Friday, June 27, 2008


This funky photo shows a group of people this week at the meeting of the International Whaling Commission (IWC), who were all present at the whaling commission 26 years ago when the moratorium on commercial whaling was adopted. From left to right: Paul Spong [the orca specialist who was the first person in 1974 to tell the then emerging Greenpeace tribe that they should go after the killing of whales], Jim Barnes [life-long Antarctica conservation advocate], Allan Thornton [Founder of the Environmental Investigation Agency], Craig Van Note [Washington DC environmental lobbyist], me - Rémi, Mike Donoghue [Scientific Adviser to the Government of New Zealand], Patty Forkan of the Humane Society, John Frizell from Greenpeace, and Leslie Budby who now co-ordinates the Pew Whale Conservation Project.
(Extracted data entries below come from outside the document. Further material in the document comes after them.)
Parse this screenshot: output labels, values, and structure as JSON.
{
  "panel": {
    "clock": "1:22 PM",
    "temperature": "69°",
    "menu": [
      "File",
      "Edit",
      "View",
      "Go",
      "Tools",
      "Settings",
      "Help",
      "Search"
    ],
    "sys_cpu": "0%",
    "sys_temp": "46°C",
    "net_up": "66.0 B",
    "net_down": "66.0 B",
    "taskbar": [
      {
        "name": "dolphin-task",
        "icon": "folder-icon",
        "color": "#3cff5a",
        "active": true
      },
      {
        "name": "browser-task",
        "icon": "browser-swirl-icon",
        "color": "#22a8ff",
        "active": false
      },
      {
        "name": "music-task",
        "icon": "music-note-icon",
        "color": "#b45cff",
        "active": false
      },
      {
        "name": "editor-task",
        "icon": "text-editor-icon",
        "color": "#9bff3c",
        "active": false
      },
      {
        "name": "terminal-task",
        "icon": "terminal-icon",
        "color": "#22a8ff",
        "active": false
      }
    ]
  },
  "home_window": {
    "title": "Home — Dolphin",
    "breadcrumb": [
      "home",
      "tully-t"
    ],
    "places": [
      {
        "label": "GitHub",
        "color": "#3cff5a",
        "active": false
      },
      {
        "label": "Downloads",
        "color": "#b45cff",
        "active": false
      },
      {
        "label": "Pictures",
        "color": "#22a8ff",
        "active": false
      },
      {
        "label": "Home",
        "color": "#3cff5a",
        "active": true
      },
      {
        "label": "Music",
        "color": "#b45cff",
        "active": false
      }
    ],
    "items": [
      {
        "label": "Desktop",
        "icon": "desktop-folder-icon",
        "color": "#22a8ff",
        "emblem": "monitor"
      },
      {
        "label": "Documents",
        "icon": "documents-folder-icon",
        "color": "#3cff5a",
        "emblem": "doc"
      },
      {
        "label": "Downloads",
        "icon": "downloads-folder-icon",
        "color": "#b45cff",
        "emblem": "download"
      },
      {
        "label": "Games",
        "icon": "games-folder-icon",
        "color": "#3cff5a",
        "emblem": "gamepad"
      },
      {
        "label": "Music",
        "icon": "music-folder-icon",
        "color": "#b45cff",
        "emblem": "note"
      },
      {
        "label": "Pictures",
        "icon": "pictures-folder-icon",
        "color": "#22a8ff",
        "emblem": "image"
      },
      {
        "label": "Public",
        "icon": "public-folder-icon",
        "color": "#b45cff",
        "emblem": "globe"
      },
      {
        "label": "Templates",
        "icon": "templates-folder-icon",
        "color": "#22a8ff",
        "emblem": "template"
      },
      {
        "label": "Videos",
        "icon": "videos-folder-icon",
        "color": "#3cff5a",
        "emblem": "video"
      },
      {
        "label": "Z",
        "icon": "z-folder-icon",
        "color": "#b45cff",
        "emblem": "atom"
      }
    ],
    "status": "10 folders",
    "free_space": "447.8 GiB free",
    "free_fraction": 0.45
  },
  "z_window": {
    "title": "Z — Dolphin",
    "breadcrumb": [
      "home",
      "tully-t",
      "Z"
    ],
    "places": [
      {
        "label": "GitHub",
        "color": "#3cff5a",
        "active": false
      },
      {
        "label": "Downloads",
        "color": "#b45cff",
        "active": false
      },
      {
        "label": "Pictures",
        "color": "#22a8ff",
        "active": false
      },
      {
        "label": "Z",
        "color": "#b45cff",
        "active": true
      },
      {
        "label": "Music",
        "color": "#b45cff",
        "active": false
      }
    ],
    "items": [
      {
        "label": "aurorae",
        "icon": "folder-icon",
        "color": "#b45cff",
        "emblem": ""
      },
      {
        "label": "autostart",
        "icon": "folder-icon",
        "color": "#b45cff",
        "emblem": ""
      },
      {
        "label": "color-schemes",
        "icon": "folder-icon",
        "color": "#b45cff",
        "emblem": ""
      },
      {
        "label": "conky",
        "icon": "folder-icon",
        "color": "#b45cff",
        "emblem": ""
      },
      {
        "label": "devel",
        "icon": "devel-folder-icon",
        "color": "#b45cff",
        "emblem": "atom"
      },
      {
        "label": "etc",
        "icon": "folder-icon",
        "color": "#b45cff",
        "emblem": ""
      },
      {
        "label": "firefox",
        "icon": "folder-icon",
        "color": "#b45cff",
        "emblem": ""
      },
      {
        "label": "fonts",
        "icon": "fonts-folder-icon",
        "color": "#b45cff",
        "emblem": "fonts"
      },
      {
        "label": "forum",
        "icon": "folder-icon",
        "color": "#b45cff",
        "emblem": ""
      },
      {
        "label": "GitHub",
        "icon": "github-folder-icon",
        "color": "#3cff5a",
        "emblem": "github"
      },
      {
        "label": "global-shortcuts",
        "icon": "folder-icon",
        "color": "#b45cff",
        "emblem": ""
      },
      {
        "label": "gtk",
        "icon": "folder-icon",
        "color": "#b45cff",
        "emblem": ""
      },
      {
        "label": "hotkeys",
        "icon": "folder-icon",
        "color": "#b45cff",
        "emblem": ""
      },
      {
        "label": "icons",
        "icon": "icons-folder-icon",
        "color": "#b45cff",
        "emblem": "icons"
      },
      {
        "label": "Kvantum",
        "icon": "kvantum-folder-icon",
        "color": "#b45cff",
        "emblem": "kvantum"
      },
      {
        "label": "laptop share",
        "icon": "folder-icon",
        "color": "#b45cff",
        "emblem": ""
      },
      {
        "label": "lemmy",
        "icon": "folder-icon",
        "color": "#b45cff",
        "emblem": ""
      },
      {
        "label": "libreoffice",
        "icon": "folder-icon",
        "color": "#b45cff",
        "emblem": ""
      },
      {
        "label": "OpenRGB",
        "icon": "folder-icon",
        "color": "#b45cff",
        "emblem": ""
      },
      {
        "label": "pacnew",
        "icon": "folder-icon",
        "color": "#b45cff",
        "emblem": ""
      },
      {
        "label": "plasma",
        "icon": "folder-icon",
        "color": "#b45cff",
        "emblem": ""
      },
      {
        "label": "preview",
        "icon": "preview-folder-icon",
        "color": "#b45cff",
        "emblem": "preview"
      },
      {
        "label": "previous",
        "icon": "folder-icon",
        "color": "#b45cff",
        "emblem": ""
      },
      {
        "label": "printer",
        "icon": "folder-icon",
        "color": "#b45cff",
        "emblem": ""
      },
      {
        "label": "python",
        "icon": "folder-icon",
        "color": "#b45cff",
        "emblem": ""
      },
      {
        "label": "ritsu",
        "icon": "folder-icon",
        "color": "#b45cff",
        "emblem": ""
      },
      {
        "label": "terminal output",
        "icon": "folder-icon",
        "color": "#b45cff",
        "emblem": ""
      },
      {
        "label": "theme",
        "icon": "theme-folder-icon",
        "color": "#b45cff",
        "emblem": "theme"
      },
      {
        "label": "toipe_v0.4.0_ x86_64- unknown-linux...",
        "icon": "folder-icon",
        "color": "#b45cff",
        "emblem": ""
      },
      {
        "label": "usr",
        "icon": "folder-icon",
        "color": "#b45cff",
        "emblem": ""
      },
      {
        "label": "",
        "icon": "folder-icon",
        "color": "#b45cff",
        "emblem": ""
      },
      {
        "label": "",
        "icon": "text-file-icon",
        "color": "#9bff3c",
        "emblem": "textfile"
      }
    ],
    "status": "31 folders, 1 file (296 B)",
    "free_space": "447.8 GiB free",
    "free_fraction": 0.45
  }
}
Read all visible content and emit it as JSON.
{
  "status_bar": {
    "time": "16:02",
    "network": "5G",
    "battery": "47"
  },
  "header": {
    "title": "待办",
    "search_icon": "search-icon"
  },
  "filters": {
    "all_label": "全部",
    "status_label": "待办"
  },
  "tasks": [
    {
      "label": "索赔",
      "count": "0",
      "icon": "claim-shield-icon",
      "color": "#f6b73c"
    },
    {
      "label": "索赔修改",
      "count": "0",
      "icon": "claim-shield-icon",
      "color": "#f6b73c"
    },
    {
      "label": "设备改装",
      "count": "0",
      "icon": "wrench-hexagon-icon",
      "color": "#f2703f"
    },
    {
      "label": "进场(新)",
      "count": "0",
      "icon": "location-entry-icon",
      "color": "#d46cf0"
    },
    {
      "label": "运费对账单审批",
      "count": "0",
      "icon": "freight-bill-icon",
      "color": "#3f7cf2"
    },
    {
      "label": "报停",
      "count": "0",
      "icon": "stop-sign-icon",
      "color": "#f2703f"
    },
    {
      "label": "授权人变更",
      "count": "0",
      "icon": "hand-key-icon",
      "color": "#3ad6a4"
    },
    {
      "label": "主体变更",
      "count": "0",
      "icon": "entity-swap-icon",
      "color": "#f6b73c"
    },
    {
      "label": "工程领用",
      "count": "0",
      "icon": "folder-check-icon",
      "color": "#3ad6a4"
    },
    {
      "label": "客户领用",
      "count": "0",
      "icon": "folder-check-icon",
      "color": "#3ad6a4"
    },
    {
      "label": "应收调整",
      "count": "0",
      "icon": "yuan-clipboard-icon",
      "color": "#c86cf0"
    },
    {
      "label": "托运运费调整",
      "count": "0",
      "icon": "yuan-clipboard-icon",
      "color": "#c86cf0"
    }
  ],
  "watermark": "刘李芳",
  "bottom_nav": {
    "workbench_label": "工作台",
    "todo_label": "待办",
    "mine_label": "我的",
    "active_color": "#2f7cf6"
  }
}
Some of us have been involved in the whaling issue on and off [for example, I came back to the IWC two years ago at the request of Pew after a 20 year absence from it]; others like Patty and John have at all or most IWC meetings for the last 30 years, I think.

I recommend Richard Black's "The Value of protecting whales" story from yesterday. It is funny and profound at the same time.

After it rejected yesterday Greenland's demand for humpback whales, the IWC meeting will finish this morning. I'll try to wrap up before I go home.